Global Inflation Break Evens, ECB and Europe

With sluggish summer growth and weak core inflation at just 0.8% in October, the ECB again looks more likely to extend QE in December.

GDP grew at a modest pace of 0.3% QoQ in 3Q16, just like it did in 2Q. This was in line with expectations as Brexit and other political developments caused large economic uncertainty. While post-Brexit economic activity has not come to a halt in the Eurozone, somewhat of a wait-and-see attitude showed from economic surveys over the summer months with businesses and consumers. This has likely caused investment growth to be subdued. The decline in business confidence also came with more cautious hiring, which caused the unemployment rate to stagnate in 3Q. This, together with the higher oil prices has likely also impacted consumption growth. The French data, which already provides a breakdown, shows that consumption indeed stagnated for the second quarter in a row in 3Q. GDP grew by 0.2% overall in France, while Spain saw growth of 0.7%. The higher oil price did cause the Eurozone inflation rate to increase again, from 0.4% in September to 0.5% in October. With the fading out of the negative energy price effect on the inflation rate, the headline number is climbing, but the core inflation rate has yet to move. While the Eurozone economic surveys are now indicating increasing price pressures, they have yet to prevail in the core inflation rate. Price growth of services and non-energy industrial goods was stable at 1.1% and 0.3%, respectively.

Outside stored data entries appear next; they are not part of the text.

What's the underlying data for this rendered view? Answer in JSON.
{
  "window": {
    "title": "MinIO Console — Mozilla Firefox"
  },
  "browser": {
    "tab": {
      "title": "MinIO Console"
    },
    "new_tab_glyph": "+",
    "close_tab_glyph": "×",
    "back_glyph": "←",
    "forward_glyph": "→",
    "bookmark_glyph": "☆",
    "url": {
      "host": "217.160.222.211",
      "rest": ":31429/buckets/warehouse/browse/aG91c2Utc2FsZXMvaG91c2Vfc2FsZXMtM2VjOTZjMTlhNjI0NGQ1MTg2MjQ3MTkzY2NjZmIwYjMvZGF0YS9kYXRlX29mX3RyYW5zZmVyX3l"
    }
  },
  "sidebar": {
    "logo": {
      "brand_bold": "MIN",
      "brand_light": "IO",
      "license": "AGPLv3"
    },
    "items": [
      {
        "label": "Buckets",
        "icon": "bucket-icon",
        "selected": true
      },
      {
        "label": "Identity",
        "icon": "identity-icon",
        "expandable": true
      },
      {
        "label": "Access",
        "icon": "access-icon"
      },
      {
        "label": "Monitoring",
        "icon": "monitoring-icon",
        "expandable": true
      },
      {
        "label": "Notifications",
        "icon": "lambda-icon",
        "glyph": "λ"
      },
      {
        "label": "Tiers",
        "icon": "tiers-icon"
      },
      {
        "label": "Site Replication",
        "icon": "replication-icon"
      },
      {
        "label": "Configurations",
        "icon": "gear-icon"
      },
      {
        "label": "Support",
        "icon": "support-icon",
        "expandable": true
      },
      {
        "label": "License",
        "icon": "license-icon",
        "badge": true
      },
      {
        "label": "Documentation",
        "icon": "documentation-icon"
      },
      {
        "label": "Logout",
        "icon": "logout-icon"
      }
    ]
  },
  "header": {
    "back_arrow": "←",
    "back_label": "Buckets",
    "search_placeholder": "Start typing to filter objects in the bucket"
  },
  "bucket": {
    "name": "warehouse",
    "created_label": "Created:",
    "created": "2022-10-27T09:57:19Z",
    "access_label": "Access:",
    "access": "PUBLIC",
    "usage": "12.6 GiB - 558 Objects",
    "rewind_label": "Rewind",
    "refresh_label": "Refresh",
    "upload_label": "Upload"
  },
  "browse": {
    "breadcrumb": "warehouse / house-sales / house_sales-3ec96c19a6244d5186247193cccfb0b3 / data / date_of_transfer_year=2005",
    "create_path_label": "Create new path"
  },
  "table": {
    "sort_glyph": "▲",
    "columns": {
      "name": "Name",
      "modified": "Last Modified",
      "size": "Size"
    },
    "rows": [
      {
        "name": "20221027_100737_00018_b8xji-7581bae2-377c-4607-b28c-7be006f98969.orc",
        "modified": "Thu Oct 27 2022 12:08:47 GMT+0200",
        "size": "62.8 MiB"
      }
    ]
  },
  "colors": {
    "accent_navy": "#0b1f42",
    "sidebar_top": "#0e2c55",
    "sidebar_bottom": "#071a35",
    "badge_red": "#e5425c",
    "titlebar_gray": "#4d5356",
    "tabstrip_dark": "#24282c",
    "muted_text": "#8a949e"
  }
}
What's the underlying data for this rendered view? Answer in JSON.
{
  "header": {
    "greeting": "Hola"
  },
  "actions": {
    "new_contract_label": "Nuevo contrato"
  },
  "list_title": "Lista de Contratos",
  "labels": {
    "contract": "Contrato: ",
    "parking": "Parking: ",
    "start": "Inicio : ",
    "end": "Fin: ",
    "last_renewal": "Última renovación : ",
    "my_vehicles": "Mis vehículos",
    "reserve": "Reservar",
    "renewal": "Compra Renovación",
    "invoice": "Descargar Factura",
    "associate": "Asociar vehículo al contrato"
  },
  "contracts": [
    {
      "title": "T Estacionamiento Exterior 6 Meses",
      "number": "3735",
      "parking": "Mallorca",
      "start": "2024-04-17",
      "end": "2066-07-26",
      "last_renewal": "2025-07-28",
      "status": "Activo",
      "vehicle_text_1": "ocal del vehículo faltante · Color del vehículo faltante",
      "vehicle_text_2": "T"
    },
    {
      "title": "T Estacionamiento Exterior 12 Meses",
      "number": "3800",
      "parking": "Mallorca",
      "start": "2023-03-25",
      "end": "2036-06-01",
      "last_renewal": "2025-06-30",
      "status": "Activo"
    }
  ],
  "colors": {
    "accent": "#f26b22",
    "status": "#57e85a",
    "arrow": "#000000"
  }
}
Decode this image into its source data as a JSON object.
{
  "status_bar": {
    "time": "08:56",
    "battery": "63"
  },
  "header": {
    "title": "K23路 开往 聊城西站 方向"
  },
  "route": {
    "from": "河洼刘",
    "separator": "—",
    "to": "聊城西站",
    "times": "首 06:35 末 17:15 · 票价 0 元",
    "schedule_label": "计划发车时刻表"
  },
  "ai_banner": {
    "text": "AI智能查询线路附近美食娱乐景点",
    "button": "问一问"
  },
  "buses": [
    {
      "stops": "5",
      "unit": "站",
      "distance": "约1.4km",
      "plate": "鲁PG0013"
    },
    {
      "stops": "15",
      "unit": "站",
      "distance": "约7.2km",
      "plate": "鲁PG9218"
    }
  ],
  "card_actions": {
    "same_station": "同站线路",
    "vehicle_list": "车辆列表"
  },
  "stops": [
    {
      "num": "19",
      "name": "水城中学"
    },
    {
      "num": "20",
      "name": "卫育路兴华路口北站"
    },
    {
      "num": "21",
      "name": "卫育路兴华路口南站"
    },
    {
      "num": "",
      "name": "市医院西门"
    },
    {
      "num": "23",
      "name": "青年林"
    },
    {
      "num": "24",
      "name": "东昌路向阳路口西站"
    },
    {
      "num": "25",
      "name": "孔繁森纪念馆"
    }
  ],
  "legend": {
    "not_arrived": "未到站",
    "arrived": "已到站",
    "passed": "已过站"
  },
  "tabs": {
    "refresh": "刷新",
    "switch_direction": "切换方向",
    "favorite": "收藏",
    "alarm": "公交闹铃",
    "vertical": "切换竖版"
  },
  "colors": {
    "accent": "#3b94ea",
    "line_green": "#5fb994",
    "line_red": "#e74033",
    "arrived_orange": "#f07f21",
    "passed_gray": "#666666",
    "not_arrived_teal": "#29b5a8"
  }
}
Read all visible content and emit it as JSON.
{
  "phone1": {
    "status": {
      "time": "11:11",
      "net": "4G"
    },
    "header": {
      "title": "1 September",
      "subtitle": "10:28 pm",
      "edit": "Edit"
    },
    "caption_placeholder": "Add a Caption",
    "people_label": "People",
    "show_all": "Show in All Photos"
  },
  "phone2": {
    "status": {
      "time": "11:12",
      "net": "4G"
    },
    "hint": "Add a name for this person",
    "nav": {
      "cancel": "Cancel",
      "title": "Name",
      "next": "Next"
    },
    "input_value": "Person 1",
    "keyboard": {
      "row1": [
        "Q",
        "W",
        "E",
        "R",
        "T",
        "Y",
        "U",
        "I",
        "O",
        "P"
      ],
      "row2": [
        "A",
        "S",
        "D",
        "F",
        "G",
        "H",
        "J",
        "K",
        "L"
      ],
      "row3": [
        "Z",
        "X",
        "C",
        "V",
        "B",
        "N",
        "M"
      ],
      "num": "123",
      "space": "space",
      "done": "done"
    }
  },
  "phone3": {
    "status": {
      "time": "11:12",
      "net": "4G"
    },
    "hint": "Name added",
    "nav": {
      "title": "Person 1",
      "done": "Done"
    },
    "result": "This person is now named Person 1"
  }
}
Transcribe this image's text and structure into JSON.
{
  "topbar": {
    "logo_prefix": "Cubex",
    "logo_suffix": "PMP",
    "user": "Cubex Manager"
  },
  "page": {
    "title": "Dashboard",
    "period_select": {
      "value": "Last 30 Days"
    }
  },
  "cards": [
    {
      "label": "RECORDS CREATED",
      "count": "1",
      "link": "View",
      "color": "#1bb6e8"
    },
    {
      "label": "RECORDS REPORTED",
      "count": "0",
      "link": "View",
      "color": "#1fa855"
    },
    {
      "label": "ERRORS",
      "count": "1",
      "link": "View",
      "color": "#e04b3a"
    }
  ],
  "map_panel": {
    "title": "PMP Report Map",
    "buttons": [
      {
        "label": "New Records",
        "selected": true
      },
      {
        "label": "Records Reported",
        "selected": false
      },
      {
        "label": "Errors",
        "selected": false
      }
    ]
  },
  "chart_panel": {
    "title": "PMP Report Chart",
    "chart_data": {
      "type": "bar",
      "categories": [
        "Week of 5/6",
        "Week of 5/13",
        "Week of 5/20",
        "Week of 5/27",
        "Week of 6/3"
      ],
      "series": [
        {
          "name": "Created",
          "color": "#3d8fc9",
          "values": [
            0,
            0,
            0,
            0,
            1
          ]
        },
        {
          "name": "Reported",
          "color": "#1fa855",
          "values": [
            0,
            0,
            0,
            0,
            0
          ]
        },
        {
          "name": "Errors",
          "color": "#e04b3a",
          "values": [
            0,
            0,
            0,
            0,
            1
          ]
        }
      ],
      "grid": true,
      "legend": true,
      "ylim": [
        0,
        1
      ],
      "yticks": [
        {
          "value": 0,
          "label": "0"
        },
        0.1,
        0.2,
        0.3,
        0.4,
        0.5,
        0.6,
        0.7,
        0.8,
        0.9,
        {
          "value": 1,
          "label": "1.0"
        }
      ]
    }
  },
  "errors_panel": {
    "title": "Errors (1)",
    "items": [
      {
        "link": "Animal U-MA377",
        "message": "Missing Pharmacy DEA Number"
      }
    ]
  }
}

This puts the ECB in a difficult spot. The increasing headline inflation rate and strong October surveys about the Eurozone economy indicate that the window of opportunity for extending QE – at the current or maybe even slower pace – is closing, but the ECB will be less than satisfied with core inflation holding steady below 1%. We already liked the December meeting for the announcement of further action and if the current trend of higher inflation and improving economic indicators persists, it will become very difficult for the ECB to wait longer than that.